The Processed Food Trap
- Consumer expenditure data reveals a worrying dietary shift:
- Households are spending less on cereals and more on dairy, processed foods, and beverages. This creates an illusion of dietary diversity without nutritional adequacy.
- A genuinely nutritious diet — pulses, millets, fruits, vegetables, animal foods, nuts — following ICMR-NIN dietary guidelines — is unaffordable for a large section of the population.
- Processed foods, by contrast, are cheap, packaged in small affordable units, and easily available.
- This is the nutrition transition trap — households moving away from traditional staples toward energy-dense but nutrient-poor processed foods.
The Hidden Factor: Maternal Time Poverty
- A critically under-examined driver of poor child feeding is maternal time poverty.
- NFHS-6 reports ~30% of women in paid work — but this significantly underestimates the true work burden.
- A large share of women in informal economies engage in unpaid labour — farming, livestock, domestic chores.
- There is no reliable data on what proportion of mothers with children aged 6–23 months are in the workforce.
- In rural areas, in the absence of crèches, women leave infants with older family members or older siblings — most often girls — when working in fields, directly impacting breastfeeding and complementary feeding
What Needs to Be Done: Key Recommendations
- Strengthen Frontline Workers
- AWWs collect monthly anthropometric data on children — their data quality skills must be improved.
- Collected data should be analysed locally and feedback given to ASHAs and AWWs for timely action.
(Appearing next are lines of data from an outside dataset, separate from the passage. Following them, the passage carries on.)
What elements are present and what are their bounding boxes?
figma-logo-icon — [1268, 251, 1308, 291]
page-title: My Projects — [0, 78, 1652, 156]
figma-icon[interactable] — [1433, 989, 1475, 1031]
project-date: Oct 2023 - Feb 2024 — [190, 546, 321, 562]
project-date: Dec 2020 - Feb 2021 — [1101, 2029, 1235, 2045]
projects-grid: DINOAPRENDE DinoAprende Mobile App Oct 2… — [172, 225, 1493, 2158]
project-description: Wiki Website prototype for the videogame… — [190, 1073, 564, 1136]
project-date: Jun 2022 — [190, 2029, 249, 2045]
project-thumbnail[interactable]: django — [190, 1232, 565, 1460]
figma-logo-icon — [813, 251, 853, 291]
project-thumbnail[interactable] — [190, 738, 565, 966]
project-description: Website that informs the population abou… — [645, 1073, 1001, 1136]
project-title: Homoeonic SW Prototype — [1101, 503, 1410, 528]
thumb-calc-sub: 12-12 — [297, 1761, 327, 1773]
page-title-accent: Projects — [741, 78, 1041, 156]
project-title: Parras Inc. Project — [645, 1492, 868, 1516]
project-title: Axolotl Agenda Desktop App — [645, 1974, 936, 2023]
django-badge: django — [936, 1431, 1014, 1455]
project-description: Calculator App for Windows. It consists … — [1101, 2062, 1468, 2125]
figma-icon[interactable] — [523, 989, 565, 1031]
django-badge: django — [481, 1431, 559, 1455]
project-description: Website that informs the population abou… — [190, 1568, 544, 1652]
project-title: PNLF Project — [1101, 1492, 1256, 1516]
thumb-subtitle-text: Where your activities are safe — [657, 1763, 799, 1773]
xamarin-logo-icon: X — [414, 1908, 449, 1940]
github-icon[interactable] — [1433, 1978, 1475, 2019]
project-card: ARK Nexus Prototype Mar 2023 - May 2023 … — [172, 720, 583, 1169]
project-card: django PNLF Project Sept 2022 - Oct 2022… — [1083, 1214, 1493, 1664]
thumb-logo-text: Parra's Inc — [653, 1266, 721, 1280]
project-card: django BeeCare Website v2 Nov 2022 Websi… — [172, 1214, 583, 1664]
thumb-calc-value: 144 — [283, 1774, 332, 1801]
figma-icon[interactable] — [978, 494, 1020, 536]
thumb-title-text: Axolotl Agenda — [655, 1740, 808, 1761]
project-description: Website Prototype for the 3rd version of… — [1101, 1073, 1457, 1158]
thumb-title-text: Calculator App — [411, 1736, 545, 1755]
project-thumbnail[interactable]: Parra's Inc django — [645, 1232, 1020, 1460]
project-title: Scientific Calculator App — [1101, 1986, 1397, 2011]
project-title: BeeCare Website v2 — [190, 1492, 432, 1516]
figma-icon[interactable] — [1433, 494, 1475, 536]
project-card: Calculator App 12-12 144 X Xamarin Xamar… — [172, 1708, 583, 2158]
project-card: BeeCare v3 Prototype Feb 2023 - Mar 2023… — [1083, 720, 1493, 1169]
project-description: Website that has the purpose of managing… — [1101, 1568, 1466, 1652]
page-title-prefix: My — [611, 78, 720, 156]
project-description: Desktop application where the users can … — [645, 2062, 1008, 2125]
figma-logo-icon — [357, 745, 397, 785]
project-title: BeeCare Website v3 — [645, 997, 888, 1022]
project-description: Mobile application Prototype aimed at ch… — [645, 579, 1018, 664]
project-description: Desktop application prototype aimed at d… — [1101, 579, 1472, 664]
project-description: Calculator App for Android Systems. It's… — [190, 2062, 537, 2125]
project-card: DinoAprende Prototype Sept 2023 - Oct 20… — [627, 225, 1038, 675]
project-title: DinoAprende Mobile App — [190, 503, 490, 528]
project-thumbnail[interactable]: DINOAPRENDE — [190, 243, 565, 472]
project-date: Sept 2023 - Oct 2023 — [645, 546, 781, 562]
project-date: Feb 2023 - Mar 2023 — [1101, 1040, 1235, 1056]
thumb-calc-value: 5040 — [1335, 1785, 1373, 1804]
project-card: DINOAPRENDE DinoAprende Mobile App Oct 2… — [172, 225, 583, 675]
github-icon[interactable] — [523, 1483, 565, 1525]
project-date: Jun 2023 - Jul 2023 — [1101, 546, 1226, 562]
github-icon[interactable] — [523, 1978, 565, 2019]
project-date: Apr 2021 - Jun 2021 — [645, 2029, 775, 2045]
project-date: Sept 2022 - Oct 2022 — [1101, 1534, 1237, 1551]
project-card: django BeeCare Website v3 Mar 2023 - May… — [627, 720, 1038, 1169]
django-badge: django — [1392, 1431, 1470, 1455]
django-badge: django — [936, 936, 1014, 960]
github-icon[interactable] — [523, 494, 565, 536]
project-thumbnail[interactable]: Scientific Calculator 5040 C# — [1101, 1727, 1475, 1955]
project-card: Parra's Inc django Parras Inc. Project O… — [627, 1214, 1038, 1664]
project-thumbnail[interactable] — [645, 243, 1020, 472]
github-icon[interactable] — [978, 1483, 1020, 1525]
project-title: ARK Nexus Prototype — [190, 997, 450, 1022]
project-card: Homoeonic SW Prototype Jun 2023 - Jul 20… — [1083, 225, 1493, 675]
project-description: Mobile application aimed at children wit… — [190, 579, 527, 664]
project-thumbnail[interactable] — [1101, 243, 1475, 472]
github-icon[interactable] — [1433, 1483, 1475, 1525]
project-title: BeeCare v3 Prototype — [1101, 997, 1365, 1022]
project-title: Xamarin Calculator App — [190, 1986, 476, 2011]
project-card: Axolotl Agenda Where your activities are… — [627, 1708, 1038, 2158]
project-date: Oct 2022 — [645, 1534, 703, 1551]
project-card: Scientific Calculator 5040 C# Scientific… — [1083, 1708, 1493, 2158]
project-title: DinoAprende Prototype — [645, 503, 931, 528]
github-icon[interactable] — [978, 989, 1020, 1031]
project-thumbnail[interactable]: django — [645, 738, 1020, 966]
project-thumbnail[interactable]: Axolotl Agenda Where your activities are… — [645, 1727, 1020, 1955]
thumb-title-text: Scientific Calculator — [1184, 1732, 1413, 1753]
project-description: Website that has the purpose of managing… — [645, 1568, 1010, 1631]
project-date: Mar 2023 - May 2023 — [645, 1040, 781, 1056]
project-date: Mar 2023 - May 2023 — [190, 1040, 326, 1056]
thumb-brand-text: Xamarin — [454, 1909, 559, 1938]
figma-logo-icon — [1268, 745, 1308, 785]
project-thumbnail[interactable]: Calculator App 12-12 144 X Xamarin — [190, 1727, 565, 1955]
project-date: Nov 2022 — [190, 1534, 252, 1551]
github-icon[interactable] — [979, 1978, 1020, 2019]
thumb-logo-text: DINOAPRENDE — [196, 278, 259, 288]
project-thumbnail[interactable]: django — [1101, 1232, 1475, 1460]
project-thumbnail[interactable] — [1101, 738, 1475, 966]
- Recruit a nutritionist and data analyst at district level to enable this.
- Use Digital Tools
- Supplement in-person counselling with digital tools providing practical feeding guidance to frontline workers and mothers, based on locally available, affordable foods.
- Behaviour Change Communication
- Must be culturally grounded — integrate the annaprasana tradition to reinforce timely complementary feeding.
- Joint capacity building of ASHAs, AWWs, and ANMs in assessing feeding practices and counselling families.
- Multisectoral Convergence
- Child nutrition must be a standing agenda item in Gram Sabha and Panchayat meetings.
- Local planning must prioritise Anganwadi infrastructure, safe water, and sanitation.
- POSHAN Abhiyaan currently focuses on rehabilitation of severely malnourished children — greater emphasis must shift to prevention of growth faltering through early identification.
- Crèches as Social Infrastructure
- Crèches are not merely childcare facilities — they are social infrastructure that enables women's economic participation and reduces unpaid care burdens.
- Many NGOs have developed crèche models combining childcare, nutrition and early learning — these must be scaled up.
- Engage Men in Childcare
- Promoting shared domestic responsibilities and engaging men in childcare can significantly improve feeding and caregiving outcomes.
Conclusion
- NFHS-6 tells a tale of two Indias — one where children are being born in hospitals and vaccinated on schedule, and another where half of them are not being fed adequately in their most critical developmental window.
- Better healthcare brought us this far; only better food systems, empowered mothers, and convergent community action can take us further.